Prepping for this meeting was like preparing for battle. I mapped out my plan of attack based on everything I thought these people might say. I was armed with data from my home program, prior assessments for his speech and OT issues, and a serious mama bear attitude. Despite having been through many of these meetings due to the lawsuit against the former school district, I didn’t know what to expect. This was the first IEP meeting with a brand new district. With people I didn’t know, that did not know Xander. I thought the worst, and based off of my experience, the worst was typically the reality. I tried to stay neutral, but it was not working out so well.
The IEP was set for a Friday afternoon, and I don’t think I slept much that whole week. Those closest to me tried to be supportive. This is one of the times where the understanding and loving attitudes of my friends and family cannot be praised enough.
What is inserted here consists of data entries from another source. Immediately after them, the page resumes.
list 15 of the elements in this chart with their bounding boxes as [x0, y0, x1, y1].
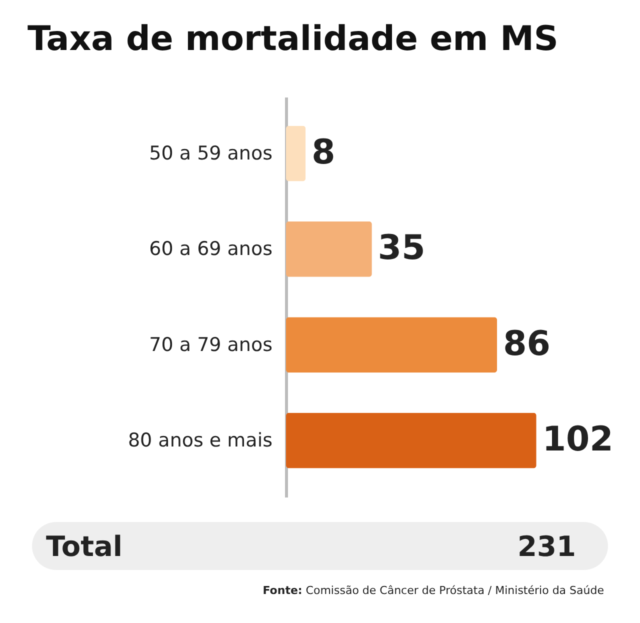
summary-box: Total 231	[32, 522, 608, 570]
y-tick-label: 50 a 59 anos	[149, 142, 272, 164]
bar	[286, 126, 306, 182]
source-note: Fonte: Comissão de Câncer de Próstata / Ministério da Saúde	[262, 584, 604, 597]
data-label: 8	[312, 132, 336, 172]
y-tick-label: 70 a 79 anos	[149, 334, 272, 356]
data-label: 102	[542, 420, 614, 460]
data-label: 86	[503, 324, 550, 364]
data-label: 35	[378, 228, 426, 268]
bar	[286, 221, 372, 277]
bar	[286, 317, 498, 373]
chart-title: Taxa de mortalidade em MS	[27, 19, 558, 59]
y-tick-label: 60 a 69 anos	[149, 238, 272, 260]
bar	[286, 412, 536, 468]
y-tick-label: 80 anos e mais	[128, 430, 272, 452]
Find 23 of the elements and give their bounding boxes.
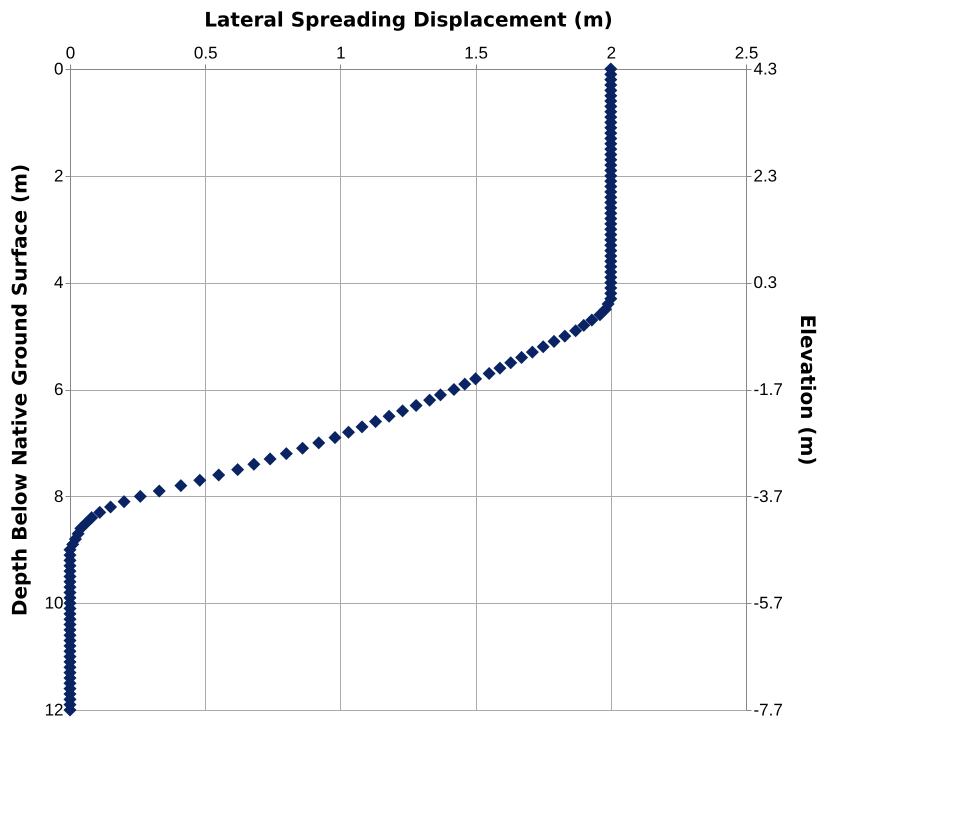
x-tick-label: 2	[606, 44, 616, 62]
y2-tick-label: 0.3	[754, 273, 778, 292]
y-tick-label: 0	[54, 60, 64, 78]
y-tick-label: 4	[54, 273, 64, 292]
y2-tick-label: 4.3	[754, 60, 778, 78]
y-tick-label: 6	[54, 380, 64, 399]
x-tick-label: 2.5	[734, 44, 758, 62]
x-tick-label: 1	[336, 44, 346, 62]
y2-tick-label: 2.3	[754, 166, 778, 186]
y2-axis-title: Elevation (m)	[796, 314, 820, 466]
y2-tick-label: -5.7	[754, 594, 783, 613]
y2-tick-label: -1.7	[754, 380, 783, 399]
x-axis-title: Lateral Spreading Displacement (m)	[204, 8, 613, 32]
y-axis-title: Depth Below Native Ground Surface (m)	[8, 164, 32, 616]
y-tick-label: 8	[54, 486, 64, 506]
y-tick-label: 10	[44, 594, 64, 613]
x-tick-label: 0.5	[194, 44, 218, 62]
y2-tick-label: -7.7	[754, 700, 783, 720]
y-tick-label: 2	[54, 166, 64, 186]
x-tick-label: 0	[66, 44, 76, 62]
x-tick-label: 1.5	[464, 44, 488, 62]
y2-tick-label: -3.7	[754, 486, 783, 506]
y-tick-label: 12	[44, 700, 64, 720]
I shut down when I’m stressed. I close myself off, and can be quite cold. My loved ones didn’t flinch. They left voice mails, text messages and Facebook posts filled with love and support whether I thought I needed them or not. I may have walked into that meeting by myself, but I knew I was not alone.
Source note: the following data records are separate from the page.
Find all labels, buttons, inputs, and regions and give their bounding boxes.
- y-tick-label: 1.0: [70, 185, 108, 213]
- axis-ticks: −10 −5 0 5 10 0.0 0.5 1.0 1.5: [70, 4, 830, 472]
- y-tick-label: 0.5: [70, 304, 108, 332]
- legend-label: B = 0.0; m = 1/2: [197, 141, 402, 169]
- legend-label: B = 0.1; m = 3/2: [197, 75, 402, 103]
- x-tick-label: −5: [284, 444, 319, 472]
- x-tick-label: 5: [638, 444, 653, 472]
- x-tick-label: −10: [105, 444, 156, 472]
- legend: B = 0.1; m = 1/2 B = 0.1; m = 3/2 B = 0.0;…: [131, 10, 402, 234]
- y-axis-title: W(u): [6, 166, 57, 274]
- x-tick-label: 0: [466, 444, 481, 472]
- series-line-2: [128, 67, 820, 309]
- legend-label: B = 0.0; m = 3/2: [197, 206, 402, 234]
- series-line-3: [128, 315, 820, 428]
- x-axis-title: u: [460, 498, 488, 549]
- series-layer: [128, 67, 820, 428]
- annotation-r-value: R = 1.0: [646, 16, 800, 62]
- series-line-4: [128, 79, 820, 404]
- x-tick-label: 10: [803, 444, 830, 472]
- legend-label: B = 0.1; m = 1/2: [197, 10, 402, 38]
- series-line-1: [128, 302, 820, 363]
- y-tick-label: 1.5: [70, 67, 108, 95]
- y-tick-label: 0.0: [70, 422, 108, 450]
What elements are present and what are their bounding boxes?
The women I met with were surprisingly kind. I had walked into that meeting prepared to fight for my son, as I had in every other meeting, and this was not the case this time. These women seemed to really care about Xander being as successful as possible during the school year, and cared very little for the budget aspect. Xander’s teacher was very realistic with her goals for him, as well as strengths and weaknesses. She shared her observations, and what she had implemented into his class time to help with his special needs. The case manager, who is usually the tricky one to deal with, was warm. Despite their kindness, an IEP is the ultimate game of chicken. What a parent wants, and what an educator wants rarely match up completely. You have to really pick and choose what items you battle for. I knew Xander’s speech had progressed to the point that he no longer needed speech therapy, yet I still asked for speech services, knowing that I could negotiate away speech in order to keep something else that was much more important like keeping his para educator. It may seem like an awful tactic, but if it gets my kiddo the services he needs to be successful, I’ll do it.
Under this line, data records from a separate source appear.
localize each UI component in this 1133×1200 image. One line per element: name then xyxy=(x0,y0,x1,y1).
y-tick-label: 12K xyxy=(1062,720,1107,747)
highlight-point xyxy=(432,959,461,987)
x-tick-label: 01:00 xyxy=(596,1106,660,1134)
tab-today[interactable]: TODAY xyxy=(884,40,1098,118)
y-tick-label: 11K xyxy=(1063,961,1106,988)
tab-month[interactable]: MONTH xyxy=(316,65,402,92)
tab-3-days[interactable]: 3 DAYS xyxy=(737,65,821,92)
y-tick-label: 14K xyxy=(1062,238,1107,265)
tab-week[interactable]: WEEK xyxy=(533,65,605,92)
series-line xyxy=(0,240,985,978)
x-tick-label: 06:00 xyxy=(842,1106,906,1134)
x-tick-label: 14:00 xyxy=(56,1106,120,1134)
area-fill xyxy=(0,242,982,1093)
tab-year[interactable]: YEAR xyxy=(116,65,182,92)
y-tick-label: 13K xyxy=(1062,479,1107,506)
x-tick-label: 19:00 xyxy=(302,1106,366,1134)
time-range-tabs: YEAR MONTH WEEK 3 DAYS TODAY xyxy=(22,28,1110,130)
I’d love to say that the experience with the new district was perfect, and I walked out of that meeting with every service Xander truly needed. That wasn’t the case. He won’t be receiving speech, as he no longer qualifies (YESSSS!!). We asked for a re-assessment of OT needs based on his classroom setting, and they agreed. His need for para support will be assessed by a district behaviorist, rather than our ABA consultant, however, the district behaviorist will consult with our ABA consultant before completing her assessment. Despite the back and forth, the overall feeling in the room was comfortable. The district was receptive to my points, just as I was to theirs. There was a sense of unity; we all wanted Xander to have the best chance at being successful this year. It is amazing to feel that we are all working for and towards the same goal, and that’s all I can really ask for.